The calf was torn asunder, its belly ripped open and its bowels removed. Its guts were charred ash, spread across the leafless, burned brush in a pattern that suggested they were removed violently, from the inside out. If someone would have told him that the calf had swallowed a live grenade, seeing this, Winston would have believed it.
“What is it?” Jeri called from above. “Did you find the other calf?”
He swallowed and stared at the disemboweled carcass. His throat was dry when he said, “It’s dead. I’m bringing the other one up.”
Somehow, he managed to pull his gaze away from the devastated calf. His mind reeled with questions. For the moment,
he just wanted to rescue the steer and get the hell out of there.
An ear tag matching One-Fourteen’s mother’s, but unfaded, identified the calf. The animal was quivering, his eyes unfocused as the big Clydesdale walked toward him.
“Come on, little guy, let’s go.” Winston shivered and when he exhaled his breath was visible. “I’m sorry you had to watch your friend…pass. But your momma and the rest of the herd are waiting for you.”
The calf made no move to respond to the intimidating horse. He stood completely still but for the constant quivering, all four legs planted stiffly. The steer’s eyes were eerily wide, unblinking.
Winston might have thought the calf was electrocuted, but there weren’t any buried electrical lines, not down in this coulee in the middle of nowhere. No smoke came from the calf, no smell of burning.
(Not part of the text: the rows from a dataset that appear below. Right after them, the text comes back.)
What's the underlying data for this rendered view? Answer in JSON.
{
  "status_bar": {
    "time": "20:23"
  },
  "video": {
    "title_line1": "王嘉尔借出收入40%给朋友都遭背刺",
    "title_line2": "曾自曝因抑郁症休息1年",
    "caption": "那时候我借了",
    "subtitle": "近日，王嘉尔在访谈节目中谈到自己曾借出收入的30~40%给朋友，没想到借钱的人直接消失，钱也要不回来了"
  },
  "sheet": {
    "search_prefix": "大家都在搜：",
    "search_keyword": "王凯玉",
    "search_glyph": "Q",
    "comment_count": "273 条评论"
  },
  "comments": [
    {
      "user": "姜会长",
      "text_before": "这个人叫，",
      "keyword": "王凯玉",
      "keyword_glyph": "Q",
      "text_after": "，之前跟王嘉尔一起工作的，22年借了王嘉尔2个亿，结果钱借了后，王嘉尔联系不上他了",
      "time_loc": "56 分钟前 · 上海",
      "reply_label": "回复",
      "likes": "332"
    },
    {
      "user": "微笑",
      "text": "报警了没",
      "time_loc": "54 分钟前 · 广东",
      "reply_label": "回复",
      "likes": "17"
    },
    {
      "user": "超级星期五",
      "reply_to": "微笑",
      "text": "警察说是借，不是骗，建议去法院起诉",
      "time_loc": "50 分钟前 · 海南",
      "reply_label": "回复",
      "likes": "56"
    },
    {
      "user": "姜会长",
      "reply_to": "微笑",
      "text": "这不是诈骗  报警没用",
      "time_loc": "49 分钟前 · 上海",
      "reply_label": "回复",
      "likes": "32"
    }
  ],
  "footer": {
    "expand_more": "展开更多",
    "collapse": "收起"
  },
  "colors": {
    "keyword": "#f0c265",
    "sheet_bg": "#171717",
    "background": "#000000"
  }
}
“Um…Honey?” Jeri’s voice called out, uncertain. “What’s going on with the clouds?”
Winston looked first to his wife, then followed the sorrel mare’s gaze skyward. The grey haze was no longer still but moving slowly in a swirling pattern. No birds were anywhere to be seen or heard.
Movement at his hooves brought his attention down to earth.
The calf was shaking aggressively now, his legs locked at the knees. Pressurized air left the animal at once from its mouth and rear.
“Little guy?” Winston asked uncertainly as he took a step back. “What’s going on?”
It happened between blinks: the steer’s belly blew open, its insides turned out violently. Viscera turned to ash, slamming into the ground and swirling outward. The calf collapsed, his dead eyes still open, staring.